An elderly Dogon examining the New York skyline, Mali
Some of Derek’s masterpieces, give to children among the baobabs in Madagascar
One story about giving, or trying to give, that may appeal to the cynical traveler, from the city of Gonder in Ethiopia. I do not know what Gonder is like these days, but when we were there, there were quite a few young children in town who made it their business to provide various “travel agent”-type services to tourists. For example, one small boy with a bum eye helped set up a taxi for us to get to the airport. Others would help carry bags or provide directions. Of all these boys, there was one that we grew to despise, because he was clearly more troublesome and deceptive than the others. He was also overweight, an obvious sign of his relative wealth or success. Well, from Gonder we went on a trip to the nearby Simien Mountains, a high altitude range that is one of the many spectacular sights of Ethiopia. We were waiting outside of the park proper trying to hitch a ride to the trailhead, when a minivan drove up, with some tourists. We asked if we could get a ride, and they said sure. When we got in, we saw that the bad kid was also in the minibus. The other tourists had not noticed, as we had, what a rotten kid he was, and “hired” him to arrange their visit to the Simiens.

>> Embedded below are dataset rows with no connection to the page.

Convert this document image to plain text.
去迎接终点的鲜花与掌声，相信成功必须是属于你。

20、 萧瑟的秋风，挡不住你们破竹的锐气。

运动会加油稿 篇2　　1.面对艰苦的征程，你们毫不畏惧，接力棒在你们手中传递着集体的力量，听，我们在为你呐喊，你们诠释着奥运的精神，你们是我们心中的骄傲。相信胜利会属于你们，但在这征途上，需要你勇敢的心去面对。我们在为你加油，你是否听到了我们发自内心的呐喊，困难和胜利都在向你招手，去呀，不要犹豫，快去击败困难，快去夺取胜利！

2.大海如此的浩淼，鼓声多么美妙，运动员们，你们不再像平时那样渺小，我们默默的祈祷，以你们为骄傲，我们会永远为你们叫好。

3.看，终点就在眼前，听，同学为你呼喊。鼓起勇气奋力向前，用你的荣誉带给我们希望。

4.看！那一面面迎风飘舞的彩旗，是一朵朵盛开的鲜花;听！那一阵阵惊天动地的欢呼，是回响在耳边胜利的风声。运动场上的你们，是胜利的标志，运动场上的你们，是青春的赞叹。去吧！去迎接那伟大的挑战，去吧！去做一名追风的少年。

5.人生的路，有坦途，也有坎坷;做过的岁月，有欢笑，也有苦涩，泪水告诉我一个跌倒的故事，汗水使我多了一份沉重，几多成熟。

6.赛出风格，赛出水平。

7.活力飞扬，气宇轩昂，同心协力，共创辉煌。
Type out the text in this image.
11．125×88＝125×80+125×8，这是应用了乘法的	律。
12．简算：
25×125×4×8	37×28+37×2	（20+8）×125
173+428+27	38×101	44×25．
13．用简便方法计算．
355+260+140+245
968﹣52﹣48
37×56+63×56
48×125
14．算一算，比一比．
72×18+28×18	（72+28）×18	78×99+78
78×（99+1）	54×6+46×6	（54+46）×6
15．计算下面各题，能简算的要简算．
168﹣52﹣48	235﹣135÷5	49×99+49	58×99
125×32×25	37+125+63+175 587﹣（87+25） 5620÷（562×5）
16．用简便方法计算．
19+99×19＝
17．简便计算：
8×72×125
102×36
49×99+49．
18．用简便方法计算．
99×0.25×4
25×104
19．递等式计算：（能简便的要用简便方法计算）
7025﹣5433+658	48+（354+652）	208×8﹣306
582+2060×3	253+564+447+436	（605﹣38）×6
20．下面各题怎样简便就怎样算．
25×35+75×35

Anyway, we gratefully accepted the lift, and after a visit cut short by Derek’s severe altitude sickness, returned to Gonder. A couple days later, as we were leaving Gonder, we ran into the young woman who had hired the kid and the van. She related to us how the kid had had his mother throw her a birthday party, and then billed her for all sorts of food and beverages that they didn’t even consume. Not having learned her lesson, she bought the kid an Amharic-English dictionary worth $30, even writing a note on the first page to prevent the kid from reselling it. The good kid with the bum eye told us that the other kid had returned it to the bookstore for $10 anyway.